1939. Esteban García deja atrás los prados verdes del norte, las casas de piedra gris en las que arde la lumbre las noches de invierno, el acento recio de sus paisanos, a los escasos familiares que no han sido pasados por las armas de los vencedores.  Recorre más de mil kilómetros hacia el sur, atravesando una tierra que ya no es la suya, pues los perdedores no tienen más patria que la que pesa en el corazón y en la memoria. Cuando esa tierra secuestrada se le acaba, atraviesa el Estrecho y desembarca en la costa marroquí. Desde allí, continúa su periplo más de sesenta kilómetros hasta Arbaoua, una pequeña ciudad situada en lo alto de un cerro. No posee nada más que la ropa que lleva puesta y el coraje que le ha empujado hasta esta tierra extraña. La gente del lugar le regalan su hospitalidad, techo y comida. Allí pasa un tiempo. Después, le hablan de Alcazarquivir, a tan solo quince kilómetros, donde viven muchos españoles que pueden ayudarle a establecerse. Mohamed Salah, uno de los habitantes del pueblo, tiene familia allí y se ofrece a llevarle. A pesar de la corta distancia, el acceso no es fácil, sólo un camino pedregoso que recorren en carro.
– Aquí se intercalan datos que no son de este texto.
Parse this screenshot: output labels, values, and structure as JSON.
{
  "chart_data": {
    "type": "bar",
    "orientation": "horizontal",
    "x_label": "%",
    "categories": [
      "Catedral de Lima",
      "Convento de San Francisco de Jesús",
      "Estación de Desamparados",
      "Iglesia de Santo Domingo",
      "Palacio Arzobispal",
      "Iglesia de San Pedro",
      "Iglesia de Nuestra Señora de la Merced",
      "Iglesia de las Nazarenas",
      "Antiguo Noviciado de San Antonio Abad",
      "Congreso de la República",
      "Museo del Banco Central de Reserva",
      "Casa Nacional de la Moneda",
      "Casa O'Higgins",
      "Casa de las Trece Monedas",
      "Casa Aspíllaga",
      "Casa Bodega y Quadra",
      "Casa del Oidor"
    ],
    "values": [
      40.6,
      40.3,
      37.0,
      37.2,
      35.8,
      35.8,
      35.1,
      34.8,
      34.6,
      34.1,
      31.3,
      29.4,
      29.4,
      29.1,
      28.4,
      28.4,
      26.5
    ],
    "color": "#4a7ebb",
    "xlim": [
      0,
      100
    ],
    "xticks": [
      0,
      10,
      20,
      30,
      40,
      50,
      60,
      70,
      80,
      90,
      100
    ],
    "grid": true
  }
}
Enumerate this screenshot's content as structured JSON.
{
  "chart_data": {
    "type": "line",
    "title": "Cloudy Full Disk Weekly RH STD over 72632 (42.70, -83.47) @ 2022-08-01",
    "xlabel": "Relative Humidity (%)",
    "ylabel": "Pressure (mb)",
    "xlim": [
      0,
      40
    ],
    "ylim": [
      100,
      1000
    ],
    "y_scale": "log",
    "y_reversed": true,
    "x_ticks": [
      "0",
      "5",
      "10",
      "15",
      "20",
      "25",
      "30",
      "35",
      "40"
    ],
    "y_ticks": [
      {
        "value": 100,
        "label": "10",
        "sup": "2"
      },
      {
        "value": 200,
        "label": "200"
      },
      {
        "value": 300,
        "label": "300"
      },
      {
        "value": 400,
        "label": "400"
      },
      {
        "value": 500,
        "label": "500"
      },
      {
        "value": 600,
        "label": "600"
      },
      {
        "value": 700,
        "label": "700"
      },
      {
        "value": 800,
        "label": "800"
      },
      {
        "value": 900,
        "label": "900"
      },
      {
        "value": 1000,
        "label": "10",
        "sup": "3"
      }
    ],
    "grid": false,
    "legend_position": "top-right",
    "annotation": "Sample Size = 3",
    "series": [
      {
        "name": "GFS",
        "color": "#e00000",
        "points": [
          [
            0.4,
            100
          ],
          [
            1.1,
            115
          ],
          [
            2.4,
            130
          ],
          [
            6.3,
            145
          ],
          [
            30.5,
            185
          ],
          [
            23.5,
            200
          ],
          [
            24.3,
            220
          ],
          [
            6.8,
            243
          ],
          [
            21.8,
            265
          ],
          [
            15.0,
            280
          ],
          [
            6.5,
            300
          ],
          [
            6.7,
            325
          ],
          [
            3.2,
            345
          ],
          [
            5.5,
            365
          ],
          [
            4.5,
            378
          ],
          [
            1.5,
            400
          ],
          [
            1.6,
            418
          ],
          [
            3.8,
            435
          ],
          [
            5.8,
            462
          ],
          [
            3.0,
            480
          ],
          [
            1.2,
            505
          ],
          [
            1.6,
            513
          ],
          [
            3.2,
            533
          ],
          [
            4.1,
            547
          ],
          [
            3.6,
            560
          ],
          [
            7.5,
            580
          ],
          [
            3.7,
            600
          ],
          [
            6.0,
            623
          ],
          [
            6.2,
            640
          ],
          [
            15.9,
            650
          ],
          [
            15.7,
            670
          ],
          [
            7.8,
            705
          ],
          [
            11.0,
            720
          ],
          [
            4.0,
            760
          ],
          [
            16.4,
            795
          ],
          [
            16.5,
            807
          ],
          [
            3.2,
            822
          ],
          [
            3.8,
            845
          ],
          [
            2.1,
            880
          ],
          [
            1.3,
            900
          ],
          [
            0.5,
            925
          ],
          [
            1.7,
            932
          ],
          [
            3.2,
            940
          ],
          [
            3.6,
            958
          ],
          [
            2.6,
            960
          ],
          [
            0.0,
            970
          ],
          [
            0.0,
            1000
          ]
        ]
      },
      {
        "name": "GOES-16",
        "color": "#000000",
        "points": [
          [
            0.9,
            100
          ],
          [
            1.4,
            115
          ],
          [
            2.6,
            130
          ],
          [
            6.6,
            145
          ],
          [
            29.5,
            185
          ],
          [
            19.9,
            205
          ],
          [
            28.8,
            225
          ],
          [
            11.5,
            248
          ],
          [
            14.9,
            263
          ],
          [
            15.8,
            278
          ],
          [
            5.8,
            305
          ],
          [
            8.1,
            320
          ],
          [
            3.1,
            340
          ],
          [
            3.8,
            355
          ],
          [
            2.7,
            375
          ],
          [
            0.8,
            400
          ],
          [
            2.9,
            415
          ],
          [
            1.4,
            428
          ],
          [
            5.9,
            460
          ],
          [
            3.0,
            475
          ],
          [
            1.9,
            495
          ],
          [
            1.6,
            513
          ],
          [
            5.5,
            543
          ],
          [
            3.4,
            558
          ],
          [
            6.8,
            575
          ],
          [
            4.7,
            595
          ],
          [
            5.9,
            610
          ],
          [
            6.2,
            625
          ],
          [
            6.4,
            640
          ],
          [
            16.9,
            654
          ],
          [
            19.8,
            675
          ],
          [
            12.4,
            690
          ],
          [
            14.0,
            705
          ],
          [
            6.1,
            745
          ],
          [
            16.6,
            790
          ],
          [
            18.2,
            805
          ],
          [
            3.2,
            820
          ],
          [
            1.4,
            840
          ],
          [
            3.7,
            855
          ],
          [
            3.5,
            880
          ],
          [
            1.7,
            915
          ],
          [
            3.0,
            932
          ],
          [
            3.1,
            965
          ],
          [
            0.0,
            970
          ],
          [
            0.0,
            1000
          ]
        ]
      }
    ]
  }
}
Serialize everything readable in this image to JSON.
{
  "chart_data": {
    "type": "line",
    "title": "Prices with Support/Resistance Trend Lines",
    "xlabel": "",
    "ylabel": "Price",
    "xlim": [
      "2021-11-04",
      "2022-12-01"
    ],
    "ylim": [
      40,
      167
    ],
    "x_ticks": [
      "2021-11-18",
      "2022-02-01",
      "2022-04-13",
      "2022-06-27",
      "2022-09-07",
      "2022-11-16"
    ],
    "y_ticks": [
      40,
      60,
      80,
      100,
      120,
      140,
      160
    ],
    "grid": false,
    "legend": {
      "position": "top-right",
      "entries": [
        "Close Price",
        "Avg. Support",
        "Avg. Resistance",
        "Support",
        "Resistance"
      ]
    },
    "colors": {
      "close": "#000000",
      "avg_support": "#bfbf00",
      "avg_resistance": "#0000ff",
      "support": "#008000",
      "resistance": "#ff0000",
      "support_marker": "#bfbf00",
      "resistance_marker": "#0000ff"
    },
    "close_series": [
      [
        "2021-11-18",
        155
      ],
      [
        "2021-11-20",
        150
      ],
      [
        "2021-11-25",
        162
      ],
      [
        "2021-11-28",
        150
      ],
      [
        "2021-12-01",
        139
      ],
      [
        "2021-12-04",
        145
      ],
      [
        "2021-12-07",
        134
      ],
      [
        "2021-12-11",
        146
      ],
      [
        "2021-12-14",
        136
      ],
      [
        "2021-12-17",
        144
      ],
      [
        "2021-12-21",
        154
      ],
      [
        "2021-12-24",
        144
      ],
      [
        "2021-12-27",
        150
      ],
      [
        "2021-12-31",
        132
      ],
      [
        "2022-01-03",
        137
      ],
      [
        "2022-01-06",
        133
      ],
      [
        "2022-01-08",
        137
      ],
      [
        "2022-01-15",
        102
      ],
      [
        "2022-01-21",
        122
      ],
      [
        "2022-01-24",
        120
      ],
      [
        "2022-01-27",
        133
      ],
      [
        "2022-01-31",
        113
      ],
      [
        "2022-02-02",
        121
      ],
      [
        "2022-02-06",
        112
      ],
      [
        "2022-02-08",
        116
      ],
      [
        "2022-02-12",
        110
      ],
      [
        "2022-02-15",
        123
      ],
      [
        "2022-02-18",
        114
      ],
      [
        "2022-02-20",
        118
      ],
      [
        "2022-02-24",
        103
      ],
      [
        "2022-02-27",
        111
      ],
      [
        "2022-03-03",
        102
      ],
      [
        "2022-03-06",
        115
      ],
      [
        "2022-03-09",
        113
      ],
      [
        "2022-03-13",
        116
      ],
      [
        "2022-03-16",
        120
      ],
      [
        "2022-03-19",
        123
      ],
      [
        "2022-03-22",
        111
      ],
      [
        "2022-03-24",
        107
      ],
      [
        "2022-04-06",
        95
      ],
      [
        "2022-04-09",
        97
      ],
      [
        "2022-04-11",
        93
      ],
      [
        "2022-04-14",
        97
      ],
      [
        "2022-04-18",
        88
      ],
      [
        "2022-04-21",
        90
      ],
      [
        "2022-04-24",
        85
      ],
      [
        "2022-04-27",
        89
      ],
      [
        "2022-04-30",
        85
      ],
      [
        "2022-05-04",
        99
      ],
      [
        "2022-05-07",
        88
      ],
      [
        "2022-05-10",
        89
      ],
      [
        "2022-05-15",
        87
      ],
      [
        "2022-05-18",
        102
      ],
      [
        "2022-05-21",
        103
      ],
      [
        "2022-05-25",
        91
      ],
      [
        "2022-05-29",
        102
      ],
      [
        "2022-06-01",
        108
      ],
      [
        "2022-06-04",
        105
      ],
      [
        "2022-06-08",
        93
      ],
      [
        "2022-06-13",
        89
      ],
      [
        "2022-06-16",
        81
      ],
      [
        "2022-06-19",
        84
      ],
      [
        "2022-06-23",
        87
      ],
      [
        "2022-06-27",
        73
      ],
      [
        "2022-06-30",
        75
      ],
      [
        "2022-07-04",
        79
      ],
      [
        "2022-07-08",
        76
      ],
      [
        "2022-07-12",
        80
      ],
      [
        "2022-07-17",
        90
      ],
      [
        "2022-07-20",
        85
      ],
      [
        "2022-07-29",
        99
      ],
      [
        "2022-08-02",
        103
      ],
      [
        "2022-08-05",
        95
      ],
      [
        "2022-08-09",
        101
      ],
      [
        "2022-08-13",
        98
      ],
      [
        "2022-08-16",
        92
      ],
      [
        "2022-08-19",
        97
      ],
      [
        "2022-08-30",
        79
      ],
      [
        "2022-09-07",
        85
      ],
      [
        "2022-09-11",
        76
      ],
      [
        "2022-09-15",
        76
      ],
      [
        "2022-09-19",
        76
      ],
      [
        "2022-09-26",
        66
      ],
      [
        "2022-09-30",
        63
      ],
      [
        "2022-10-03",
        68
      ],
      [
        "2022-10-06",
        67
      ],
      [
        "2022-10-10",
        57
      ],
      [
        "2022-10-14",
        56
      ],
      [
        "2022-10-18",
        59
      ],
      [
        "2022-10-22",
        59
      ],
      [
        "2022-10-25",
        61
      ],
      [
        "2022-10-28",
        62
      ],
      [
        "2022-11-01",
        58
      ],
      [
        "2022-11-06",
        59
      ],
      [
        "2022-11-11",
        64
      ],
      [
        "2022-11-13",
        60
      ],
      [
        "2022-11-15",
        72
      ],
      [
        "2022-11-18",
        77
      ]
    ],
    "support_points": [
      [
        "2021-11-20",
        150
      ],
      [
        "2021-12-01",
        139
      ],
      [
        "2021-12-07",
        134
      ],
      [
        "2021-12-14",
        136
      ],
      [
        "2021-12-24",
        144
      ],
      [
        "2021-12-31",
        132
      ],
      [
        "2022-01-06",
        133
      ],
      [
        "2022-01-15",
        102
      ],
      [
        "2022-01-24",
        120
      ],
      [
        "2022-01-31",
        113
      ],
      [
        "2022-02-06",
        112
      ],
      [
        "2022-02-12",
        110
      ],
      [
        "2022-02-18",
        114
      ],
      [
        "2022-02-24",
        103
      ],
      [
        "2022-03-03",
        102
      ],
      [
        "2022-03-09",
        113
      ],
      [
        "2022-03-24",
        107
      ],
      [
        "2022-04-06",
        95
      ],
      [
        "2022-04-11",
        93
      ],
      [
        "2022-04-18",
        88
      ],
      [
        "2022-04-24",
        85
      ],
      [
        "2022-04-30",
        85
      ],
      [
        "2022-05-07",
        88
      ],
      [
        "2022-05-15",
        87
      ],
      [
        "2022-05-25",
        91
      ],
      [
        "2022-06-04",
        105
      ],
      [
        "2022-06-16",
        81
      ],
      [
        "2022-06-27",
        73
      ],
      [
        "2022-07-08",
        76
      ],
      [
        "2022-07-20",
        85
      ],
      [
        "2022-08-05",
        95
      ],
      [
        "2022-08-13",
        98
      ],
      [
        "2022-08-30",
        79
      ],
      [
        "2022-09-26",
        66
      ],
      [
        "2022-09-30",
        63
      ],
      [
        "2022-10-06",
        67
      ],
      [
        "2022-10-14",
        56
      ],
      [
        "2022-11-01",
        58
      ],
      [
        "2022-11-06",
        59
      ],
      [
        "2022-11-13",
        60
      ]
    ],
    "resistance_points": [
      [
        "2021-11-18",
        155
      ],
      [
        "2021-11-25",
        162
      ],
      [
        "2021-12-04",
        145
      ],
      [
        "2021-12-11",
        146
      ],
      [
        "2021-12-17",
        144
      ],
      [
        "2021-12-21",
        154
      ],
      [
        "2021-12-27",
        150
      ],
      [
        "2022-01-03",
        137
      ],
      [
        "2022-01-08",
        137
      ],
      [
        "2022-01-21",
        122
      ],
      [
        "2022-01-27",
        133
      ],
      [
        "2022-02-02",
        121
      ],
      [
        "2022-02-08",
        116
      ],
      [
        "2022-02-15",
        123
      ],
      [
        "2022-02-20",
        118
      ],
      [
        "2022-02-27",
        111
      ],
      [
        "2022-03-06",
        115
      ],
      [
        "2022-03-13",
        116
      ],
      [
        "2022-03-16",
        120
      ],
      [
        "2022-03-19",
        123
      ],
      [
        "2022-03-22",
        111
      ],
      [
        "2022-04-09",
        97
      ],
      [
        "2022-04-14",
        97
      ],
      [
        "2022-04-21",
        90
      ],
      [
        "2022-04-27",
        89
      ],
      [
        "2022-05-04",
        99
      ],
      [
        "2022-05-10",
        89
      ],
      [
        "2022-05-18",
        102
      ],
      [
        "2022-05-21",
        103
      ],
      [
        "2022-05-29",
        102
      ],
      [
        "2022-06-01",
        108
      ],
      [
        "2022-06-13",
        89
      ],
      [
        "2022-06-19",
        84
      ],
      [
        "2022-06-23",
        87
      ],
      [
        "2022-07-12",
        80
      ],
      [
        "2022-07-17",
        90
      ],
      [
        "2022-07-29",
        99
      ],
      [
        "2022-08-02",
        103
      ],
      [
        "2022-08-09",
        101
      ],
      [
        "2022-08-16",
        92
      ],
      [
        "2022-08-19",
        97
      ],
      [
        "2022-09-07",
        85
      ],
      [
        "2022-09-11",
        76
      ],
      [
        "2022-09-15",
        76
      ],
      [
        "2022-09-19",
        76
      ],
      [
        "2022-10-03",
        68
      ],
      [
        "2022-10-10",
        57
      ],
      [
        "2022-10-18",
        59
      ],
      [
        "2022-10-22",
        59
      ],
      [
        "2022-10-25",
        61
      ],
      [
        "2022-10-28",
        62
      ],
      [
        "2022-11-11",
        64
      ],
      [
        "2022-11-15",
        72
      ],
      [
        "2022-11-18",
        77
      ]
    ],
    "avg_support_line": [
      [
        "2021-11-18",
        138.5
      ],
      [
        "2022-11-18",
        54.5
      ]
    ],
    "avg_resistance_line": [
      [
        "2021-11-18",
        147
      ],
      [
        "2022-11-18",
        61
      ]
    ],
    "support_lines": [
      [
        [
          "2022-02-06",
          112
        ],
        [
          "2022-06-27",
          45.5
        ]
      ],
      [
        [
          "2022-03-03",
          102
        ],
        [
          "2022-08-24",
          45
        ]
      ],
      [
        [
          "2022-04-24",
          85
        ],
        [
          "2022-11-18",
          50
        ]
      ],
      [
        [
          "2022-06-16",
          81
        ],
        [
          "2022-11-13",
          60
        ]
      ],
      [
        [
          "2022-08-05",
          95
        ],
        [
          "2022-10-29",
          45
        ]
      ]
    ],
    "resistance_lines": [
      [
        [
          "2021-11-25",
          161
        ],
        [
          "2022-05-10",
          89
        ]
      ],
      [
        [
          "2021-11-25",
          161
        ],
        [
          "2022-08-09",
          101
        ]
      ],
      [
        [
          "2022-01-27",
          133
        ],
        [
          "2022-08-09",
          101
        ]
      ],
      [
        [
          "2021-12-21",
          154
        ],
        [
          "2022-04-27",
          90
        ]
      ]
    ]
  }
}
En Alcazarquivir, se quedan en casa del primo de Mohamed, Farid Salah, quien acoge a Esteban en su hogar. Farid tiene una familia numerosa, siete hijos e hijas, pero eso no le impide poner otro plato en su mesa. Esteban ayuda en todo lo que puede: las reparaciones de la casa, las labores de pescador del cabeza de familia, o acompaña a la esposa al mercado para cargar con las compras más pesadas. Mientras tanto, la familia de Farid sigue aumentando. En 1959 nace la más pequeña de los hermanos, Samira. Acude al colegio español y, a veces, Esteban le ayuda con las tareas escolares. Siente debilidad por la chiquilla. Ella disfruta especialmente al llegar la Navidad, que la familia celebra con sus vecinos españoles, igual que celebran juntos la Fiesta del Cordero.

Más tarde, Esteban consigue trabajo en el restaurante de una familia española, y se muda a la casa de un compatriota que vive solo desde que enviudó. Está puerta con puerta de la familia Salah. La madre de Samira envía por la mañana a su hija a recogerles la casa, “que no me entere yo que no dejas las camas bien hechas”, y Esteban siempre tiene algún regalo para ella. Por entonces no le van mal las cosas y ayuda a la familia de Farid en lo que necesiten. “A la niña que no le falte de nada”, dice.

Así transcurren los años. Esteban ha encontrado una segunda vida y una nueva familia. A menudo se refiere a España con una nostalgia teñida de rabia: no volverá a pisarla mientras Franco viva, dice. Finalmente, el dictador muere en su cama de pura vejez. Pero para Esteban ya era tarde: sus pulmones están enfermos a causa del tabaco. Tres años después la enfermedad se agrava. La familia Salah lo llevan a Tetuán, al hospital español, donde pueden atenderlo mejor que en Alcazarquivir. Samira lo visita allí con su hermano mayor. Es la última vez que lo ve.

2015. Samira y yo comentamos las noticias sobre los refugiados sirios con indignación y pena. Después, me habla de aquel republicano español que vivió con su familia cuando ella era niña. Los ojos le brillan cuando lo nombra: “Nunca lo olvidaré, era como mi abuelo”. Yo no puedo más que admirar su historia y preguntarme cuántos de los Esteban García que hoy huyen de otra guerra con el mismo miedo de entonces, dejando atrás sus hogares, familia e incluso la vida, tendrán la suerte de llegar a Alcazarquivir, se llame como se llame.